The debate continues to rage around how many new homes we should be building each year in England. The Government recently published a proposed method to calculate housing need which sets the annual figure at 266,000. Conversely, other market commentators have suggested, based on historic household formation patterns, that true need could be much lower.
The wild variance comes from a misunderstanding of the relationship between past household formation, housing supply and future housing need. Household projections, the starting point for calculating need, project forward growth trends based on the previous five years. They are consequently informed by previous rates of household formation.
The main challenge with this is that household formation does not happen in a vacuum. New households can only form if there are homes for them to move into.

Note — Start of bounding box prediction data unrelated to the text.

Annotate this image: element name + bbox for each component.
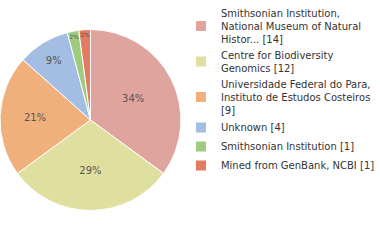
svg-text:Universidade Federal do Para,I: Universidade Federal do Para,Instituto d… [221,79,371,116]
svg-text:Smithsonian Institution [1]: Smithsonian Institution [1] [221,141,354,152]
svg-text:2%: 2% [80,32,90,38]
svg-text:Centre for BiodiversityGenomic: Centre for BiodiversityGenomics [12] [221,50,334,74]
svg-text:2%: 2% [70,34,80,40]
svg-text:29%: 29% [79,165,101,176]
svg-text:Smithsonian Institution,Nation: Smithsonian Institution,National Museum … [221,8,361,45]
svg-text:Unknown [4]: Unknown [4] [221,122,285,133]
svg-text:Mined from GenBank, NCBI [1]: Mined from GenBank, NCBI [1] [221,160,374,171]
svg-text:34%: 34% [122,93,144,104]
svg-text:21%: 21% [24,112,46,123]
svg-text:9%: 9% [46,55,62,66]
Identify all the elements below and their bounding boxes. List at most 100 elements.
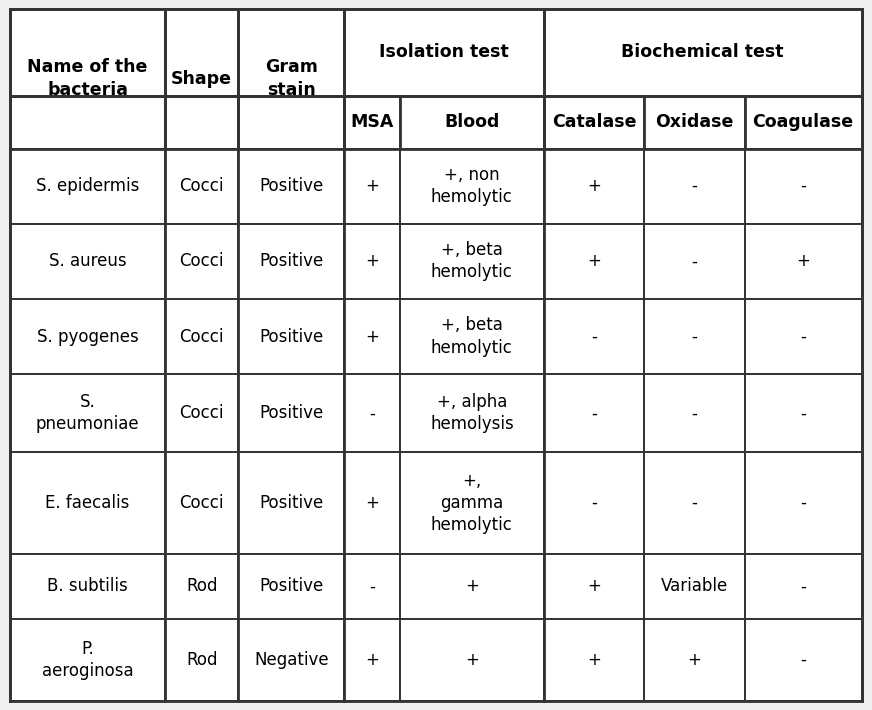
Text: Name of the
bacteria: Name of the bacteria: [28, 58, 148, 99]
Text: Rod: Rod: [186, 651, 217, 670]
Bar: [400, 554, 544, 619]
Bar: [165, 619, 239, 701]
Bar: [10, 619, 165, 701]
Text: B. subtilis: B. subtilis: [47, 577, 128, 596]
Bar: [644, 224, 745, 299]
Text: +: +: [465, 651, 479, 670]
Text: -: -: [800, 494, 806, 512]
Text: Biochemical test: Biochemical test: [622, 43, 784, 61]
Text: +: +: [587, 252, 601, 271]
Bar: [10, 452, 165, 554]
Bar: [544, 619, 644, 701]
Text: Coagulase: Coagulase: [753, 113, 854, 131]
Text: -: -: [691, 494, 698, 512]
Text: Positive: Positive: [259, 404, 324, 422]
Text: +: +: [365, 651, 379, 670]
Text: +: +: [587, 577, 601, 596]
Bar: [745, 619, 862, 701]
Text: +: +: [465, 577, 479, 596]
Bar: [239, 148, 344, 224]
Text: -: -: [800, 577, 806, 596]
Bar: [644, 299, 745, 374]
Text: P.
aeroginosa: P. aeroginosa: [42, 640, 133, 680]
Text: +: +: [365, 327, 379, 346]
Text: Shape: Shape: [171, 70, 232, 87]
Text: -: -: [800, 404, 806, 422]
Bar: [10, 224, 165, 299]
Text: Cocci: Cocci: [180, 404, 224, 422]
Text: -: -: [691, 327, 698, 346]
Bar: [10, 96, 165, 148]
Text: -: -: [691, 404, 698, 422]
Text: Positive: Positive: [259, 252, 324, 271]
Text: Positive: Positive: [259, 577, 324, 596]
Bar: [745, 224, 862, 299]
Text: Oxidase: Oxidase: [656, 113, 733, 131]
Bar: [239, 9, 344, 148]
Text: -: -: [800, 327, 806, 346]
Bar: [344, 619, 400, 701]
Text: Variable: Variable: [661, 577, 728, 596]
Bar: [165, 452, 239, 554]
Bar: [344, 452, 400, 554]
Bar: [544, 148, 644, 224]
Bar: [239, 299, 344, 374]
Bar: [544, 96, 644, 148]
Text: Positive: Positive: [259, 178, 324, 195]
Text: Cocci: Cocci: [180, 327, 224, 346]
Bar: [165, 554, 239, 619]
Text: S. aureus: S. aureus: [49, 252, 126, 271]
Bar: [544, 554, 644, 619]
Bar: [10, 299, 165, 374]
Bar: [644, 619, 745, 701]
Bar: [239, 619, 344, 701]
Bar: [644, 148, 745, 224]
Text: +,
gamma
hemolytic: +, gamma hemolytic: [431, 472, 513, 535]
Text: +, beta
hemolytic: +, beta hemolytic: [431, 241, 513, 281]
Text: +: +: [796, 252, 810, 271]
Text: -: -: [691, 178, 698, 195]
Bar: [10, 374, 165, 452]
Bar: [165, 224, 239, 299]
Bar: [644, 374, 745, 452]
Bar: [165, 374, 239, 452]
Text: +, beta
hemolytic: +, beta hemolytic: [431, 317, 513, 356]
Text: +: +: [365, 494, 379, 512]
Text: -: -: [800, 651, 806, 670]
Bar: [400, 374, 544, 452]
Bar: [544, 452, 644, 554]
Bar: [400, 224, 544, 299]
Bar: [644, 452, 745, 554]
Bar: [165, 96, 239, 148]
Bar: [745, 299, 862, 374]
Bar: [344, 224, 400, 299]
Text: S. pyogenes: S. pyogenes: [37, 327, 139, 346]
Bar: [239, 374, 344, 452]
Bar: [165, 299, 239, 374]
Bar: [400, 452, 544, 554]
Text: Gram
stain: Gram stain: [265, 58, 318, 99]
Bar: [344, 554, 400, 619]
Bar: [344, 299, 400, 374]
Text: +, alpha
hemolysis: +, alpha hemolysis: [430, 393, 514, 433]
Text: Blood: Blood: [444, 113, 500, 131]
Bar: [400, 299, 544, 374]
Bar: [644, 96, 745, 148]
Text: -: -: [591, 327, 597, 346]
Text: +, non
hemolytic: +, non hemolytic: [431, 166, 513, 207]
Bar: [745, 452, 862, 554]
Text: -: -: [370, 577, 375, 596]
Bar: [544, 374, 644, 452]
Bar: [239, 452, 344, 554]
Bar: [10, 554, 165, 619]
Text: MSA: MSA: [351, 113, 394, 131]
Text: Negative: Negative: [254, 651, 329, 670]
Text: -: -: [691, 252, 698, 271]
Bar: [344, 9, 544, 96]
Bar: [165, 148, 239, 224]
Bar: [745, 148, 862, 224]
Bar: [239, 224, 344, 299]
Bar: [10, 9, 165, 148]
Text: Cocci: Cocci: [180, 494, 224, 512]
Bar: [745, 374, 862, 452]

Ed Conway suggested in an article in The Times recently that government projections are overstating need for new homes at 260,000 per year as household growth has only averaged 152,000 a year since 2008. However, the household growth figures directly reflect the rate of delivery of new homes, which has averaged 152,700 over the same period.
The impact of the shortfall in delivery is most clearly seen through looking at household size. Nationally, household sizes have been decreasing – down from 2.91 people per household in 1971 to 2.35 in 2011.

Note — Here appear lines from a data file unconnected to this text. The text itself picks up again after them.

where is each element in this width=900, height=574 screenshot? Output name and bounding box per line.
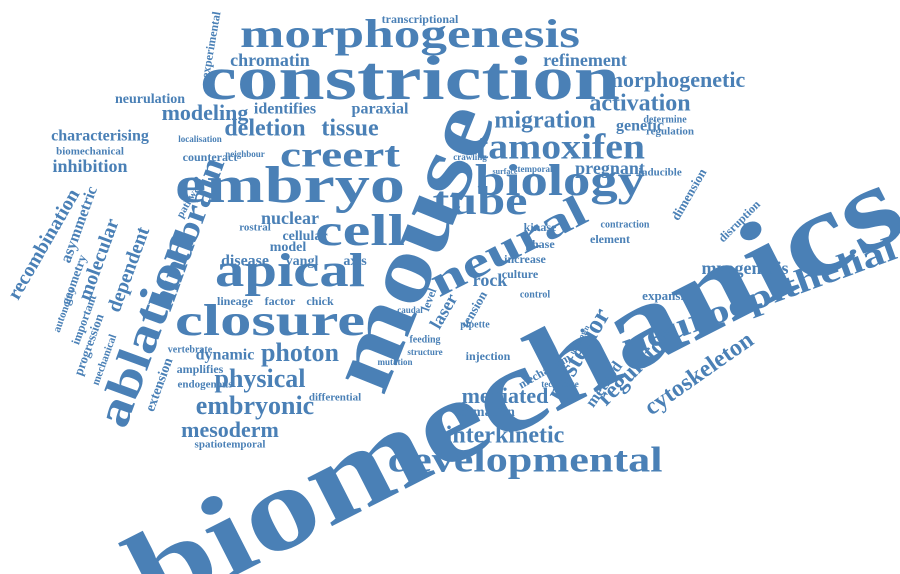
word: counteract	[183, 150, 238, 164]
word: vangl	[286, 254, 319, 269]
word: temporal	[518, 164, 553, 174]
word: expansion	[642, 288, 698, 303]
word: endogenous	[177, 379, 233, 391]
word: axis	[343, 254, 367, 269]
word: physical	[214, 364, 305, 393]
word: characterising	[51, 128, 149, 145]
word: formation	[455, 405, 515, 420]
word: paraxial	[352, 101, 409, 118]
word: kinase	[524, 220, 557, 234]
word: element	[590, 232, 630, 246]
word: inducible	[638, 167, 682, 179]
word: rostral	[239, 222, 271, 234]
word: increase	[504, 252, 546, 266]
word: feeding	[409, 334, 440, 345]
word: activation	[589, 91, 690, 117]
word: developmental	[388, 439, 663, 479]
word: factor	[265, 294, 296, 308]
word: model	[270, 240, 307, 255]
word: injection	[466, 349, 511, 363]
word: disease	[221, 253, 269, 270]
word: localisation	[178, 134, 222, 144]
word: mutation	[377, 357, 412, 367]
word: tissue	[321, 116, 379, 142]
word: tube	[433, 178, 528, 223]
word: embryo	[175, 157, 405, 214]
word: crawling	[453, 152, 487, 162]
word: myogenesis	[702, 258, 789, 278]
word: morphogenesis	[240, 11, 580, 56]
word: dynamic	[196, 347, 255, 364]
word: surface	[493, 167, 518, 176]
word: closure	[175, 296, 365, 345]
word: technique	[541, 379, 579, 389]
word: contraction	[601, 219, 650, 230]
word: deletion	[224, 116, 305, 142]
word: migration	[494, 108, 595, 134]
word: control	[520, 289, 551, 300]
word: transcriptional	[382, 12, 459, 26]
word: nuclear	[261, 208, 319, 228]
word: regulation	[646, 126, 694, 138]
word: cellular	[282, 229, 327, 244]
word: constriction	[200, 45, 620, 113]
word: biomechanical	[56, 146, 124, 158]
word: chick	[306, 294, 334, 308]
word: genetic	[616, 118, 664, 135]
word: differential	[309, 392, 361, 404]
word: determine	[643, 114, 687, 125]
word: biology	[475, 156, 645, 205]
word: inhibition	[52, 156, 127, 176]
word: embryonic	[196, 391, 314, 420]
word: culture	[502, 267, 539, 281]
word: cell	[315, 206, 405, 255]
word: pregnant	[575, 158, 645, 178]
word: modeling	[162, 100, 249, 125]
word: amplifies	[177, 362, 224, 376]
word: tamoxifen	[475, 126, 645, 166]
word: pipette	[460, 319, 490, 330]
word: interkinetic	[446, 423, 565, 449]
word: mesoderm	[181, 417, 279, 442]
word: neurulation	[115, 92, 185, 107]
word: rock	[473, 270, 508, 290]
word: spatiotemporal	[195, 439, 266, 451]
word: caudal	[397, 305, 423, 315]
word: chromatin	[230, 50, 310, 70]
word: lineage	[217, 294, 254, 308]
word: neighbour	[225, 149, 265, 159]
word: refinement	[543, 50, 627, 70]
word: identifies	[254, 101, 316, 118]
word: apical	[215, 244, 365, 297]
word: vertebrate	[168, 344, 213, 355]
word: morphogenetic	[605, 67, 746, 92]
word: creert	[280, 134, 400, 174]
word: structure	[407, 347, 442, 357]
word: mediated	[462, 383, 549, 408]
word: phase	[525, 237, 555, 251]
word: photon	[261, 338, 340, 367]
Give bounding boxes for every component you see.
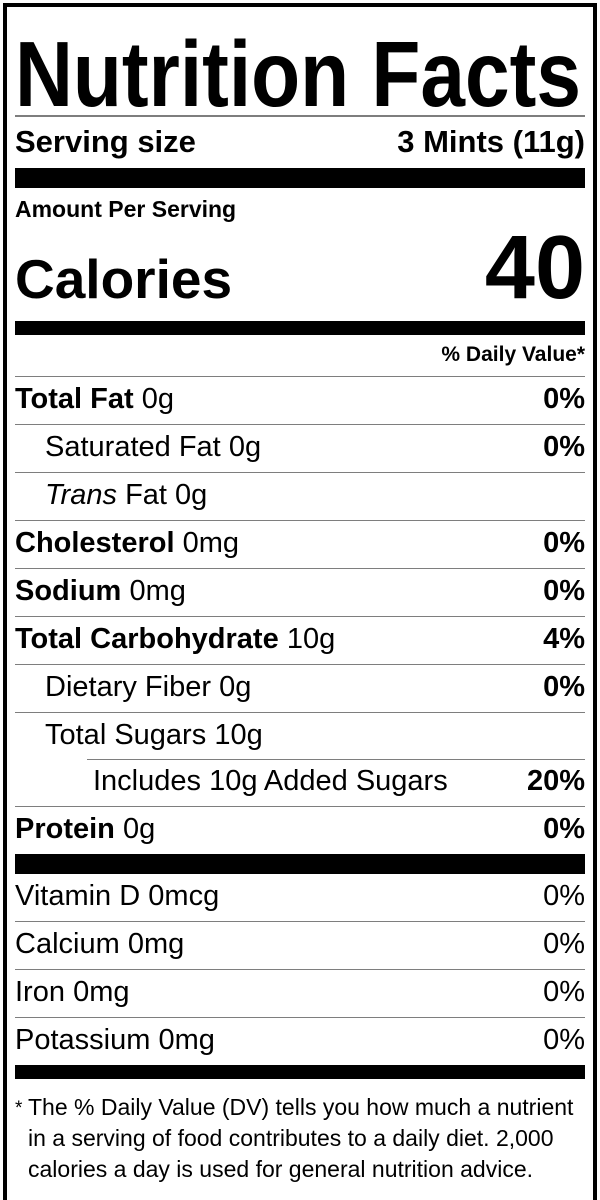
title-divider xyxy=(15,115,585,117)
calories-row: Calories 40 xyxy=(15,217,585,322)
vitamin-amount: 0mg xyxy=(73,975,130,1008)
nutrient-row-saturated-fat: Saturated Fat 0g 0% xyxy=(15,424,585,472)
nutrient-dv: 0% xyxy=(543,383,585,416)
nutrient-row-total-sugars: Total Sugars 10g xyxy=(15,711,585,760)
separator-bar-thick-protein xyxy=(15,854,585,875)
vitamin-amount: 0mcg xyxy=(148,880,220,913)
vitamin-row-vitamin-d: Vitamin D 0mcg 0% xyxy=(15,874,585,921)
nutrient-row-cholesterol: Cholesterol 0mg 0% xyxy=(15,519,585,568)
vitamin-row-potassium: Potassium 0mg 0% xyxy=(15,1016,585,1065)
vitamin-name: Iron xyxy=(15,975,65,1008)
nutrient-row-trans-fat: Trans Fat 0g xyxy=(15,472,585,520)
vitamin-row-iron: Iron 0mg 0% xyxy=(15,968,585,1017)
nutrient-dv: 0% xyxy=(543,813,585,846)
nutrient-name: Includes 10g Added Sugars xyxy=(93,765,448,798)
vitamin-dv: 0% xyxy=(543,975,585,1008)
serving-size-row: Serving size 3 Mints (11g) xyxy=(15,117,585,168)
nutrient-amount: 10g xyxy=(214,718,263,751)
nutrient-name: Sodium xyxy=(15,574,122,607)
nutrient-dv: 0% xyxy=(543,431,585,464)
nutrient-row-dietary-fiber: Dietary Fiber 0g 0% xyxy=(15,663,585,712)
nutrient-dv: 0% xyxy=(543,670,585,703)
nutrient-dv: 0% xyxy=(543,526,585,559)
title-text: Nutrition Facts xyxy=(15,35,581,115)
nutrient-name: Saturated Fat xyxy=(45,431,221,464)
nutrient-amount: 0mg xyxy=(129,574,186,607)
amount-per-serving-label: Amount Per Serving xyxy=(15,196,237,223)
nutrient-amount: 0g xyxy=(141,383,175,416)
title-section: Nutrition Facts xyxy=(15,7,585,115)
daily-value-header: % Daily Value* xyxy=(441,343,585,367)
vitamin-dv: 0% xyxy=(543,1023,585,1056)
vitamin-amount: 0mg xyxy=(158,1023,215,1056)
nutrient-amount: 0g xyxy=(228,431,262,464)
nutrient-row-sodium: Sodium 0mg 0% xyxy=(15,567,585,616)
nutrient-row-added-sugars: Includes 10g Added Sugars 20% xyxy=(15,759,585,806)
nutrient-amount: 0g xyxy=(219,670,252,703)
nutrient-dv: 20% xyxy=(526,765,585,798)
calories-label: Calories xyxy=(15,247,233,310)
serving-size-label: Serving size xyxy=(15,124,196,159)
vitamin-name: Potassium xyxy=(15,1023,151,1056)
nutrient-dv: 4% xyxy=(543,622,585,655)
nutrient-name: Total Carbohydrate xyxy=(15,622,279,655)
calories-value: 40 xyxy=(484,217,585,318)
vitamin-name: Calcium xyxy=(15,928,120,961)
nutrient-amount: 0g xyxy=(123,813,156,846)
footnote-asterisk: * xyxy=(15,1097,23,1119)
vitamin-dv: 0% xyxy=(543,880,585,913)
nutrient-name: Total Fat xyxy=(15,383,134,416)
nutrient-name: Cholesterol xyxy=(15,526,175,559)
nutrition-facts-title: Nutrition Facts xyxy=(15,35,581,115)
separator-bar-medium-footnote xyxy=(15,1064,585,1079)
nutrient-row-total-carbohydrate: Total Carbohydrate 10g 4% xyxy=(15,615,585,664)
nutrient-dv: 0% xyxy=(543,574,585,607)
vitamin-dv: 0% xyxy=(543,928,585,961)
nutrient-row-total-fat: Total Fat 0g 0% xyxy=(15,376,585,424)
vitamin-row-calcium: Calcium 0mg 0% xyxy=(15,921,585,969)
separator-bar-thick-top xyxy=(15,168,585,189)
nutrient-amount: 0mg xyxy=(182,526,240,559)
nutrient-name: Total Sugars xyxy=(45,718,207,751)
nutrient-amount: Fat 0g xyxy=(125,479,208,512)
nutrient-row-protein: Protein 0g 0% xyxy=(15,806,585,854)
nutrient-name: Dietary Fiber xyxy=(45,670,211,703)
nutrient-name: Trans xyxy=(45,479,117,512)
vitamin-name: Vitamin D xyxy=(15,880,141,913)
separator-bar-medium-calories xyxy=(15,321,585,336)
daily-value-footnote: * The % Daily Value (DV) tells you how m… xyxy=(15,1079,585,1200)
nutrient-amount: 10g xyxy=(286,622,336,655)
vitamin-amount: 0mg xyxy=(127,928,185,961)
nutrient-name: Protein xyxy=(15,813,115,846)
footnote-text: The % Daily Value (DV) tells you how muc… xyxy=(28,1093,574,1182)
nutrition-facts-label: Nutrition Facts Serving size 3 Mints (11… xyxy=(3,3,597,1200)
serving-size-value: 3 Mints (11g) xyxy=(397,124,585,159)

However, a different trend emerges if the national picture is broken down into areas of different housing affordability. In the locations with the highest house price to earnings ratio, which are the least affordable housing markets, and the areas where there is the greatest demand for new homes, average household size increased from 2.38 in 2001 to 2.44 in 2011. Household size in this part of the market has followed a different trend to the rest of country, where household size remained steady or fell. This suggests that there has been suppressed household formation as a consequence of years of insufficient housebuilding and an unaffordable housing market.

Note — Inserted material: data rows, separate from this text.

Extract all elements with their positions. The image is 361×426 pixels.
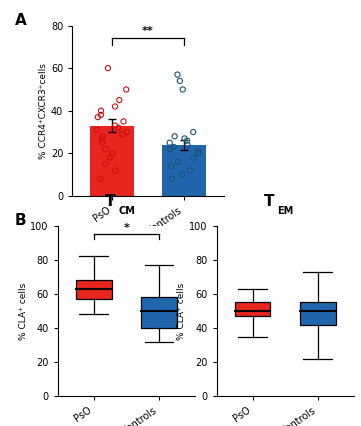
Point xyxy=(196,148,201,155)
Point xyxy=(171,144,177,150)
Point xyxy=(175,71,180,78)
Point xyxy=(196,150,202,157)
Point xyxy=(112,122,118,129)
Point xyxy=(103,146,109,153)
Point xyxy=(123,86,129,93)
Point xyxy=(169,163,174,170)
Point xyxy=(112,103,118,110)
Point xyxy=(172,133,178,140)
Point xyxy=(184,141,190,148)
Text: B: B xyxy=(14,213,26,228)
Point xyxy=(113,167,118,174)
Point xyxy=(99,135,105,142)
Point xyxy=(191,154,197,161)
Point xyxy=(100,133,106,140)
Point xyxy=(184,137,190,144)
Text: A: A xyxy=(14,13,26,28)
Point xyxy=(121,118,126,125)
Point xyxy=(168,146,173,153)
Y-axis label: % CCR4⁺CXCR3⁺cells: % CCR4⁺CXCR3⁺cells xyxy=(39,63,48,159)
Y-axis label: % CLA⁺ cells: % CLA⁺ cells xyxy=(18,282,27,340)
Text: **: ** xyxy=(142,26,154,36)
Bar xyxy=(162,145,206,196)
Text: CM: CM xyxy=(118,206,135,216)
Point xyxy=(175,158,181,165)
Text: T: T xyxy=(105,194,116,209)
Point xyxy=(103,161,108,167)
Point xyxy=(107,154,113,161)
Point xyxy=(190,129,196,135)
Bar xyxy=(235,302,270,316)
Point xyxy=(177,78,183,84)
Point xyxy=(97,176,103,182)
Point xyxy=(98,107,104,114)
Point xyxy=(119,131,125,138)
Point xyxy=(110,150,116,157)
Point xyxy=(179,171,185,178)
Point xyxy=(187,167,193,174)
Bar xyxy=(90,126,134,196)
Point xyxy=(124,129,130,135)
Point xyxy=(99,139,105,146)
Bar xyxy=(300,302,336,325)
Text: T: T xyxy=(264,194,274,209)
Y-axis label: % CLA⁺ cells: % CLA⁺ cells xyxy=(177,282,186,340)
Point xyxy=(94,127,100,133)
Point xyxy=(182,135,187,142)
Point xyxy=(167,139,173,146)
Point xyxy=(105,65,111,72)
Bar xyxy=(76,280,112,299)
Point xyxy=(95,114,101,121)
Bar xyxy=(141,297,177,328)
Point xyxy=(116,124,121,131)
Point xyxy=(116,97,122,104)
Point xyxy=(180,86,186,93)
Text: EM: EM xyxy=(277,206,293,216)
Point xyxy=(169,176,175,182)
Text: *: * xyxy=(123,223,129,233)
Point xyxy=(98,112,104,118)
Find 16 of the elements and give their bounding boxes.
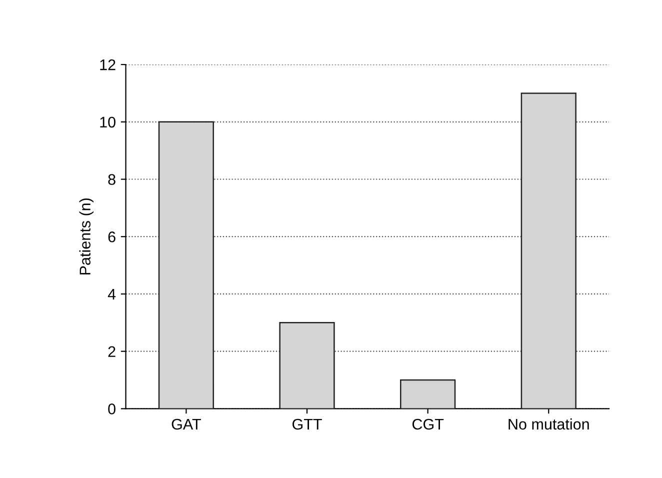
x-tick-label: GAT [172,418,201,430]
y-tick-label: 8 [108,174,116,185]
bar [158,121,214,409]
x-tick-label: GTT [292,418,322,430]
y-tick-label: 12 [100,59,116,70]
y-tick-label: 6 [108,231,116,242]
bar [520,92,576,409]
y-axis-title: Patients (n) [79,198,94,274]
y-tick-label: 2 [108,346,116,357]
bar [400,379,456,409]
y-tick-label: 4 [108,288,116,300]
y-tick-label: 10 [100,116,116,128]
x-tick-label: CGT [412,418,444,430]
y-tick-label: 0 [108,404,116,414]
x-tick-label: No mutation [508,418,589,430]
bar [279,322,335,409]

The chart shows a return to trend with household size falling even in the least affordable areas. However, this should be treated with caution. There is only accurate data up to 2011, the last census. From 2012-14 the data uses estimates and beyond that only projections. It is questionable whether household sizes could reduce as quickly as projected without increased housebuilding to tackle the affordability pressures in these locations.
This demonstrates the dangers of relying too heavily on past rates of household formation to inform how many homes will be needed in the future. If there are no adjustments to take account of historic low delivery suppressing household formation, we will continue to plan for the under delivery of new homes, exacerbating the problem.